For many nonprofits, volunteers play an essential part in carrying out the organization's mission. But for a lot of these organizations, taking a critical look at their volunteer management strategy (if they even have one) is the last thing on a very long to-do list. Organizations tend to run their volunteer programs the way they always have, rather than trying to improve them. These top five best practices for volunteer management will help update and enhance your volunteer program.
Create Job Descriptions
Do your volunteers know exactly what you want them to do? Do they know what qualifies them to be a volunteer? Do they know who to go to with problems or questions?
Your volunteers deserve a title and a job description that answers these questions, just like anyone else at your organization. A volunteer's job description should include:
- What the volunteer job entails, including how many hours and how frequently you want their help.
- What qualifies them to be a volunteer
- Who they report to
- How the work they do contributes to the organization's objectives and goals
- What they will get out of the experience
Getting specific about the above items will not only clarify things for your current volunteers, but it will help you recruit new volunteers as well.
To learn more about volunteer role descriptions check out -Recruiting Volunteers: How to Match the Right Volunteer to the Right Role
Value Your Volunteers
You know that everyone in your organization appreciates your volunteers, but do your volunteers know that? Sending a mass "thank you" email after a volunteer event is nice, but it's not enough. Volunteers want to know that they are known—so any chance you have to thank them personally, take it. Tracking volunteer hours through your volunteer manage solution provides you insight on who your top performing volunteers are. Helping you recognize them for all their efforts.
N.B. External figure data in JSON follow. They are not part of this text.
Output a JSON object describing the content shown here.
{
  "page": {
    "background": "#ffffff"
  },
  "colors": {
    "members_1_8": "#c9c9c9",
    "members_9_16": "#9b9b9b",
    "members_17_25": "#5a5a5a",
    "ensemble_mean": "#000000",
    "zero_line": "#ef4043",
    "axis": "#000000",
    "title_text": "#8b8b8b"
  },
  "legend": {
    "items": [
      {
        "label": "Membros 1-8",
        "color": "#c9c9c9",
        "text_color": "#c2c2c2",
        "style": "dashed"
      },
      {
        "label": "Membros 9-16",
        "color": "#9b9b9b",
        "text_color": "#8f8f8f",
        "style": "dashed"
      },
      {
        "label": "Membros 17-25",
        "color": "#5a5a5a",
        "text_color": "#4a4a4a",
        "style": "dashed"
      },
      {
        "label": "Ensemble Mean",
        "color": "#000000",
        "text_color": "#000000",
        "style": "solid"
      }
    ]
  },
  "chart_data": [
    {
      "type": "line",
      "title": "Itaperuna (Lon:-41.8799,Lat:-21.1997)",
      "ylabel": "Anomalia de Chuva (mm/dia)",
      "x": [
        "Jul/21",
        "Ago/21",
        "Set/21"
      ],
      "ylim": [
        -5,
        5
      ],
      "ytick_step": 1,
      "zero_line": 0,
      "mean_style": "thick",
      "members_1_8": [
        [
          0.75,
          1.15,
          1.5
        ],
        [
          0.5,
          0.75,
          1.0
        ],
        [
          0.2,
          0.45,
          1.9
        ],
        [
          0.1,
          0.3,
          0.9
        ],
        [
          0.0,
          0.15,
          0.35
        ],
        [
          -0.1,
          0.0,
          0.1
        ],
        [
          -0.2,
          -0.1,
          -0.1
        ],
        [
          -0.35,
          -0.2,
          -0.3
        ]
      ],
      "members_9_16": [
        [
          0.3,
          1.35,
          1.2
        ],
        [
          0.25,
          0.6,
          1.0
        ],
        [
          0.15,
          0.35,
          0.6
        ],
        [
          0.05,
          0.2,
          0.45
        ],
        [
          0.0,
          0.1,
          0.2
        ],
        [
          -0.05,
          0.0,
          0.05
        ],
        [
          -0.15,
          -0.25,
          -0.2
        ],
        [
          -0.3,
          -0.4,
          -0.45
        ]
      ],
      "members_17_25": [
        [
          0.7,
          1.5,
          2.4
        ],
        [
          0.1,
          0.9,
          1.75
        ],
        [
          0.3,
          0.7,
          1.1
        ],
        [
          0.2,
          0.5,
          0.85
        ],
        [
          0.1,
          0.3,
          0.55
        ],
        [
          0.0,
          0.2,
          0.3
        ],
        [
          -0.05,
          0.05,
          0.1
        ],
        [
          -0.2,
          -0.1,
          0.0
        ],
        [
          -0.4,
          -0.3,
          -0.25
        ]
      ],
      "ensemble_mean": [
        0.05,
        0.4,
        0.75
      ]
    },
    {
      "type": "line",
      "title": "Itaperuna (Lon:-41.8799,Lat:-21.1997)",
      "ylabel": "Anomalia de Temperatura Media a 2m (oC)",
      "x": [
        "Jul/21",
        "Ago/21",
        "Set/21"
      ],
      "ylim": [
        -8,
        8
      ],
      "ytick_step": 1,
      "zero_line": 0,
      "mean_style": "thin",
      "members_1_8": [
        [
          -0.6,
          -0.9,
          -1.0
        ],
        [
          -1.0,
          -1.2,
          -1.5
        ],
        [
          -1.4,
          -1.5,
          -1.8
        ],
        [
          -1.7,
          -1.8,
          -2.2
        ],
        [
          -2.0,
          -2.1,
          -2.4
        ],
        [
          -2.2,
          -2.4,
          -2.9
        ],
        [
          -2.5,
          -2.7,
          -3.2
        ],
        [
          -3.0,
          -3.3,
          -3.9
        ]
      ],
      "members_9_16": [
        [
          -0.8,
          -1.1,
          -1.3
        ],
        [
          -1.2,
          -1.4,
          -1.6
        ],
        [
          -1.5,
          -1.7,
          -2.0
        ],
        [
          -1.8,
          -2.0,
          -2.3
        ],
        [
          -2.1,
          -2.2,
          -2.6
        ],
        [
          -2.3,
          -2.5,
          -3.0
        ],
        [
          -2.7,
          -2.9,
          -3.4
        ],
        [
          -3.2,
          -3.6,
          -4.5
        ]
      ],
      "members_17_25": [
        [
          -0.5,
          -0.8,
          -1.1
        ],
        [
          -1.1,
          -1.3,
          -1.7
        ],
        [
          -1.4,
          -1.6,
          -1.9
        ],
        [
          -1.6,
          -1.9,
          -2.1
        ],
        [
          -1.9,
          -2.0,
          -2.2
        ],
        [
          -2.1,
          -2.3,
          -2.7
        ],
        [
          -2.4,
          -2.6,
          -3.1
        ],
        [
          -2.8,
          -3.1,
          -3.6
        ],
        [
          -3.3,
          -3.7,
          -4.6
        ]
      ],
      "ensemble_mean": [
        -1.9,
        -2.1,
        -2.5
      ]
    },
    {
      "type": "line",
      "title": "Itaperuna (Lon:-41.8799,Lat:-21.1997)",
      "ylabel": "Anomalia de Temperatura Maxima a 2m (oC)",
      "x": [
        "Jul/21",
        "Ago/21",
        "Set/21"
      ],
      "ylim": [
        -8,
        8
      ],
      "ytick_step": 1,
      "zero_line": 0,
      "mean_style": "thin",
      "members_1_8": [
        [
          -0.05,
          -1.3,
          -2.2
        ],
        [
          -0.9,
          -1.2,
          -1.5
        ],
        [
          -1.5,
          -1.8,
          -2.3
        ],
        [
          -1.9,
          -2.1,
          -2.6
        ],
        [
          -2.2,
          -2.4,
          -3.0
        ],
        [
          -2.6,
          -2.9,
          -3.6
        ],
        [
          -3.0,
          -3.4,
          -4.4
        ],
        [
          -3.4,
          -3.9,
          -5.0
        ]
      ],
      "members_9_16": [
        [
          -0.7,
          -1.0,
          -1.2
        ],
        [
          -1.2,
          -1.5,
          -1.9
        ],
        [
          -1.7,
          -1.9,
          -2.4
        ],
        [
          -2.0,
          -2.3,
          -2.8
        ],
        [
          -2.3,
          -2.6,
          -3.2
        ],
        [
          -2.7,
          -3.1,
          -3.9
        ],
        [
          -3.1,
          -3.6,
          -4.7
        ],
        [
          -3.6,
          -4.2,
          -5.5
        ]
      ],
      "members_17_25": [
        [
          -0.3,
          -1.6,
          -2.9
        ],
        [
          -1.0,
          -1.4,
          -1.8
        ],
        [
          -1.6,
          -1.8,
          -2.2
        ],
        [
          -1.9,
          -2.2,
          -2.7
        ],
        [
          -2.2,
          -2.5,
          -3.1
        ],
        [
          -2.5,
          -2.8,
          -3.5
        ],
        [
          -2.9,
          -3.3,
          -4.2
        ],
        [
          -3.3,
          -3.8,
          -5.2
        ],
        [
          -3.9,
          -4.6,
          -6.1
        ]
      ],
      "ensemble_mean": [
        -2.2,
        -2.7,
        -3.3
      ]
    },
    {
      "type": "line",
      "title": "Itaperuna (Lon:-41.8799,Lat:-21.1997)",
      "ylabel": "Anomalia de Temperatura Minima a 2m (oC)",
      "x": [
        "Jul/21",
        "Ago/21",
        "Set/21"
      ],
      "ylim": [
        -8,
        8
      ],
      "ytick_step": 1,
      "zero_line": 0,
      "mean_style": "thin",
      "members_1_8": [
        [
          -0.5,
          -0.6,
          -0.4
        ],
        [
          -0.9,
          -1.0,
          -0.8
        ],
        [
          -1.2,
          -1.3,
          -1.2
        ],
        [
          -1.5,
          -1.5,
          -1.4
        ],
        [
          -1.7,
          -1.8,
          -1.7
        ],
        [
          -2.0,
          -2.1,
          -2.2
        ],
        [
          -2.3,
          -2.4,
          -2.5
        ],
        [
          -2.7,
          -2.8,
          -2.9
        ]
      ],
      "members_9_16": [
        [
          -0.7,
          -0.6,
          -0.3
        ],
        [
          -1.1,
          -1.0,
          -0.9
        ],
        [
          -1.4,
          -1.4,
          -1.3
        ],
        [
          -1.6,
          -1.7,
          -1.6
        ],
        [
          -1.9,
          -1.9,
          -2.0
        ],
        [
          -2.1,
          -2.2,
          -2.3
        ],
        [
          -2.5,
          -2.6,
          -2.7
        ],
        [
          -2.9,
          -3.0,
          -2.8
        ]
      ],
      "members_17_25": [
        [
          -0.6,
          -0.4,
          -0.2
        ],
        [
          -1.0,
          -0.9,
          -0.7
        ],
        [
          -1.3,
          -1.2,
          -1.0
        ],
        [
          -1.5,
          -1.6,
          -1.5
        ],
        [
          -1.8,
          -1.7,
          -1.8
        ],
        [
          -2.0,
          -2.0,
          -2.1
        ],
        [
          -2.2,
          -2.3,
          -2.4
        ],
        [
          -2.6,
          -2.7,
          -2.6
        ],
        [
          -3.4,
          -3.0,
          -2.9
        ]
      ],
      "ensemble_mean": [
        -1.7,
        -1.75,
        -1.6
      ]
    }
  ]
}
Do you give volunteer awards? Do you celebrate National Volunteer Week? Do staff members in other programs know your volunteers? Consider making your showings of thankfulness more personal, more meaningful, and more frequent.
It can be intimidating to show up as a new volunteer at a project site. No one knows you, and you aren't totally sure how to go about the work at hand. Organizations can alleviate this uncomfortable first experience by creating an orientation for new volunteers.
The orientation should cover an introduction to the organization, rules and expectations, and exactly how to do each job. Key staff members who are involved with volunteers should be present at the meeting to introduce themselves and meet the new recruits.
Define Goals and Measure Success
Your volunteer program is just like any other program in your organization in that it needs clear goals and ways of measuring success. Frequently measuring success will help your organization communicate the impact of your volunteers and fine-tune your volunteer program for success. Things to cover in your goals might include volunteer satisfaction, volunteer attendance, volunteer recruitment, the dollar value of volunteer work, etc.
Create a Budget
Just because your volunteers are working for free, doesn't mean that your volunteer program is free for your organization. There are expenses related to running a volunteer program, and these should be written out as line items in a budget. Here are some typical line items for a volunteer program:
- Recruitment materials
- Training materials
- Background checks (if necessary)
- Project materials
- Volunteer recognition
- Staff time dedicated to volunteer program
- Supporting volunteers (food, travel, reimbursements, etc.)
Volunteers want to know that their work is contributing to your organization's mission. They want to feel known, appreciated, and informed, and they want to have a good experience. Implementing these five best practices will help ensure that your volunteers are more plugged, more encouraged, more motivated, and more productive.